Oh Jaana! I love you so much. Praying for strength.
xoxo
I started following your blog after seeing you on un-fancy.I’ve just read you post over on The Mother Effin Truth and now I think you rock even more than I thought you did cos our your cool hair and sneakers!! I have no words of parenting wisdom but when the tough days come at me I try and remember this great quote – Courage doesn’t always roar. Sometimes courage is the quiet voice at the end of the day saying, “I will try again tomorrow.”

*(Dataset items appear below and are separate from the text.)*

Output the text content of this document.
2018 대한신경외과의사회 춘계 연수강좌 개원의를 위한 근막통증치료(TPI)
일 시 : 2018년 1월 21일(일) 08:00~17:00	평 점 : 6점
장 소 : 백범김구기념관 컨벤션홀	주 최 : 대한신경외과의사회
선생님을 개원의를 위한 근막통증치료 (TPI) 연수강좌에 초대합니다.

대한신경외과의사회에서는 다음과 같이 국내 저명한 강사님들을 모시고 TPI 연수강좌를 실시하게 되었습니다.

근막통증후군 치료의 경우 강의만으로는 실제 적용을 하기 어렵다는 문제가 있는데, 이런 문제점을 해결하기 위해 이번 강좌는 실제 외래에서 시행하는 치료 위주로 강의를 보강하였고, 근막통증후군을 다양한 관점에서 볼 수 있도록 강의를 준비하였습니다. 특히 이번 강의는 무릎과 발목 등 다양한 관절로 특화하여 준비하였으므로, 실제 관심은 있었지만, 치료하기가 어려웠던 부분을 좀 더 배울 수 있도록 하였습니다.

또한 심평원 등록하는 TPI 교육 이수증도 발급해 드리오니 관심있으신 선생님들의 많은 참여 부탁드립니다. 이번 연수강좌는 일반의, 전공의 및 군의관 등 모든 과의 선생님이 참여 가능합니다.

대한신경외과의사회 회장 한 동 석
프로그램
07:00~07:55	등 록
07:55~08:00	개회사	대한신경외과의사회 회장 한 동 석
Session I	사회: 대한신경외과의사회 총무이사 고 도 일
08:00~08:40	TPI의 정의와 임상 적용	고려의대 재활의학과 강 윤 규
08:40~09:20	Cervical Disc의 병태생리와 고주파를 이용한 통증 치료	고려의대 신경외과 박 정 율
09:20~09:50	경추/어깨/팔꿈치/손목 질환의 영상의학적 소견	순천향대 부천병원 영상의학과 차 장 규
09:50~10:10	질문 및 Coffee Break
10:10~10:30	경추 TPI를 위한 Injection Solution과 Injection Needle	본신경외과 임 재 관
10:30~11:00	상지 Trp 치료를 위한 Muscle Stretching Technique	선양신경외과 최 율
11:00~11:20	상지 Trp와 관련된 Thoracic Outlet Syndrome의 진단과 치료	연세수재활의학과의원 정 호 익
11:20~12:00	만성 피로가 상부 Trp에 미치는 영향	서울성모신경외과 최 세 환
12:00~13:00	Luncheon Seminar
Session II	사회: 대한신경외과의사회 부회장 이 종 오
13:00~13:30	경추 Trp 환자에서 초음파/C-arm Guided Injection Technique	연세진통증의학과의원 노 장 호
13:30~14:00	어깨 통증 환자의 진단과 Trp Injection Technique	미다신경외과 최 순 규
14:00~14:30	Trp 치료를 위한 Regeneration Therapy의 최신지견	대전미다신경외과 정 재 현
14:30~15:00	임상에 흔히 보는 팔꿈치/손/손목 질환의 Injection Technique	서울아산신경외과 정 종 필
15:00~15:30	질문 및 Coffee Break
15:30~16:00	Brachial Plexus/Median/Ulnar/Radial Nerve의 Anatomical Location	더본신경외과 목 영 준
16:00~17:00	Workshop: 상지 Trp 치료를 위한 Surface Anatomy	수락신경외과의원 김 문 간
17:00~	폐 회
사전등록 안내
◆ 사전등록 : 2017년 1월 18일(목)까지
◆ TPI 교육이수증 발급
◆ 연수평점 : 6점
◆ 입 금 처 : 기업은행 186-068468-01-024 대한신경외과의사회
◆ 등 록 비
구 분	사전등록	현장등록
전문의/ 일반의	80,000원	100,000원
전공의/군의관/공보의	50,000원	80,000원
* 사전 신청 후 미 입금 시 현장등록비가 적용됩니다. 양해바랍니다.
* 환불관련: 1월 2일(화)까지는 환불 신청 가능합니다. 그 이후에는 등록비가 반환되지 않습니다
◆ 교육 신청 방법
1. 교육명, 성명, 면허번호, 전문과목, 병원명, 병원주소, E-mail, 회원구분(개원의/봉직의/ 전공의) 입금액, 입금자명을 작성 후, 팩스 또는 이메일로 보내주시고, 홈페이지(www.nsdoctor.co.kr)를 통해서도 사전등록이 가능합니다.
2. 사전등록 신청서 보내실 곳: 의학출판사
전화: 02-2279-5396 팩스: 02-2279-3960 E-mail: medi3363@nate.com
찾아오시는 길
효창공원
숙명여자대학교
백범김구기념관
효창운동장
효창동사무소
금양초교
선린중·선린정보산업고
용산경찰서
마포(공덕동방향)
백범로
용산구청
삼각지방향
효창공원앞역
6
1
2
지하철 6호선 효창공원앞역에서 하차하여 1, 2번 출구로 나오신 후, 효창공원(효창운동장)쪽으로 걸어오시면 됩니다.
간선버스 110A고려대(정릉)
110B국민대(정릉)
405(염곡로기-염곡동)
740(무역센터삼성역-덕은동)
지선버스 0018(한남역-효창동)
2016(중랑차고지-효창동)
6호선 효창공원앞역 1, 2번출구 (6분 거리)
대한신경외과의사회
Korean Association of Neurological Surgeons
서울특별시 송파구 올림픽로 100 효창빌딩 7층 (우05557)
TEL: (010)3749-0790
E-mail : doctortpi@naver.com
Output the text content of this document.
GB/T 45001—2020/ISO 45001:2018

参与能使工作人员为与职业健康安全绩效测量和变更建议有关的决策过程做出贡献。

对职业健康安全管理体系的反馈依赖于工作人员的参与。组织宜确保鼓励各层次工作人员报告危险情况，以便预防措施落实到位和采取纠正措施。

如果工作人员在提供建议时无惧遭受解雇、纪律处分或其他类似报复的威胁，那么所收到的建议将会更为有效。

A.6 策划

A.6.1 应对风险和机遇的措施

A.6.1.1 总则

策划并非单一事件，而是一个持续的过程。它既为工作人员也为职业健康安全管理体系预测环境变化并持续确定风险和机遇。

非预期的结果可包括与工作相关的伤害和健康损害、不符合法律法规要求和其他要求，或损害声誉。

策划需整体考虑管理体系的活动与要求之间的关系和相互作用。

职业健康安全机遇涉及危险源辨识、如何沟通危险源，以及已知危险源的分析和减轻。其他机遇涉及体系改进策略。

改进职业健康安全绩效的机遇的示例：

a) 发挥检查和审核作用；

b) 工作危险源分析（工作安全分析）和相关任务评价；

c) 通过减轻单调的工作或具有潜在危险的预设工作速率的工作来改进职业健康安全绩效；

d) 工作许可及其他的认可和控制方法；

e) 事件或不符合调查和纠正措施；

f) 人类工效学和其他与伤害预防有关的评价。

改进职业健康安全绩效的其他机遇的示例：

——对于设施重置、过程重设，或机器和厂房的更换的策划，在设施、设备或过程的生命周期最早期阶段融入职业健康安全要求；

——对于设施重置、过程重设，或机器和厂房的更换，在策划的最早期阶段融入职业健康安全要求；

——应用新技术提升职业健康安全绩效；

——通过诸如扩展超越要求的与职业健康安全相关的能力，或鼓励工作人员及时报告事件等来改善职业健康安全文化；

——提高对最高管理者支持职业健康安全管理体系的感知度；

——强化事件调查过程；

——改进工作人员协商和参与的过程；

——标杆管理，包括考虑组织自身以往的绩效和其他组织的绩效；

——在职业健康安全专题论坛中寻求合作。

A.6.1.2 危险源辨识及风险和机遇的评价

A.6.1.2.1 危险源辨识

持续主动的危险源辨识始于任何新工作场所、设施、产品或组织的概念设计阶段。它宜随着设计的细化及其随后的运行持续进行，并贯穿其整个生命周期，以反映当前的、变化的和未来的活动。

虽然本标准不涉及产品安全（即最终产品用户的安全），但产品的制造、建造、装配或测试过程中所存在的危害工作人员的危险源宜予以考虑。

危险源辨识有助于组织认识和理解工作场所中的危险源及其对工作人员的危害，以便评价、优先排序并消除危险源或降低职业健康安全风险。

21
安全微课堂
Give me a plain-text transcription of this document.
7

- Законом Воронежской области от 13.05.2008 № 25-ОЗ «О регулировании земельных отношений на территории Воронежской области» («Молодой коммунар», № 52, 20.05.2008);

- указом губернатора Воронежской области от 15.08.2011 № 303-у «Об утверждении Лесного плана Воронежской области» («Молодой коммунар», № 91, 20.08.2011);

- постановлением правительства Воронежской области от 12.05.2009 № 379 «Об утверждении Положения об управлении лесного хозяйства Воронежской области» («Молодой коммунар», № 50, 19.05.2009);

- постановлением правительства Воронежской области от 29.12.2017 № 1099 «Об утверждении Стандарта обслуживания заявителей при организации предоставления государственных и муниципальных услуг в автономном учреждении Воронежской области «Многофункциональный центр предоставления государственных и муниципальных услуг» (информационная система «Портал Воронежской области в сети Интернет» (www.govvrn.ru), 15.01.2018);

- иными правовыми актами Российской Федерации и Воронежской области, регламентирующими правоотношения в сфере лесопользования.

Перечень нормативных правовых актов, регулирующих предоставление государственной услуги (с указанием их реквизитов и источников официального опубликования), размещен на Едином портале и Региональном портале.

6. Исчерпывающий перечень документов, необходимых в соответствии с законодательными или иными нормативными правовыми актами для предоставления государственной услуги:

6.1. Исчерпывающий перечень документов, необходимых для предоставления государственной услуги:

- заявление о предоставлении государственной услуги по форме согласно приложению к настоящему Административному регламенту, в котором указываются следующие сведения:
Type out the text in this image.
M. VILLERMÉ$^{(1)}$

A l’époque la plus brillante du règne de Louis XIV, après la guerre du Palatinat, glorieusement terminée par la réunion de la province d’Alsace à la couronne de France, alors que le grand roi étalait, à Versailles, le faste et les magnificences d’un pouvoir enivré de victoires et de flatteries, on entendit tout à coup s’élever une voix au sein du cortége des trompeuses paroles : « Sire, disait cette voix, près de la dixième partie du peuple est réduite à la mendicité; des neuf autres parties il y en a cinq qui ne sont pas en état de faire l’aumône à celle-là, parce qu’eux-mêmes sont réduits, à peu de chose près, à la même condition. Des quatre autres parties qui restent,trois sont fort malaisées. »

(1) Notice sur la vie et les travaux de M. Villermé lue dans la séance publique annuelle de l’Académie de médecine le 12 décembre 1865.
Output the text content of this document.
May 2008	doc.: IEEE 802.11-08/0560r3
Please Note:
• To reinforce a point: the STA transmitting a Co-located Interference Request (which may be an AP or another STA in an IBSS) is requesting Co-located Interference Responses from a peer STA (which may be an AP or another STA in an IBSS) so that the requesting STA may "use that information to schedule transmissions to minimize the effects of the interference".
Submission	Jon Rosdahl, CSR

Beautifully said. Thank you for the reminder. xoxo
sending virtual hug! ahhh I wish I can give you a day-off & watch Stevie
You’re so sweet!
We had a three month period [naturally right around when my mom died] when every day with Lily was pushing way past the tolerance threshold. Every night at least one of us checked out and then it randomly just stopped- turned out she was trying so hard not to poop in the potty, she was getting a little…cranky…
Haha I love that it all boiled down to poop. I’m hoping once Stevie is potty trained it will give him a new sense of independence! Just gotta get him to start! Hope Lily is doing better too. Those days suck, especially when it’s all in a row with no break!
Wishing you the best of luck and much strength!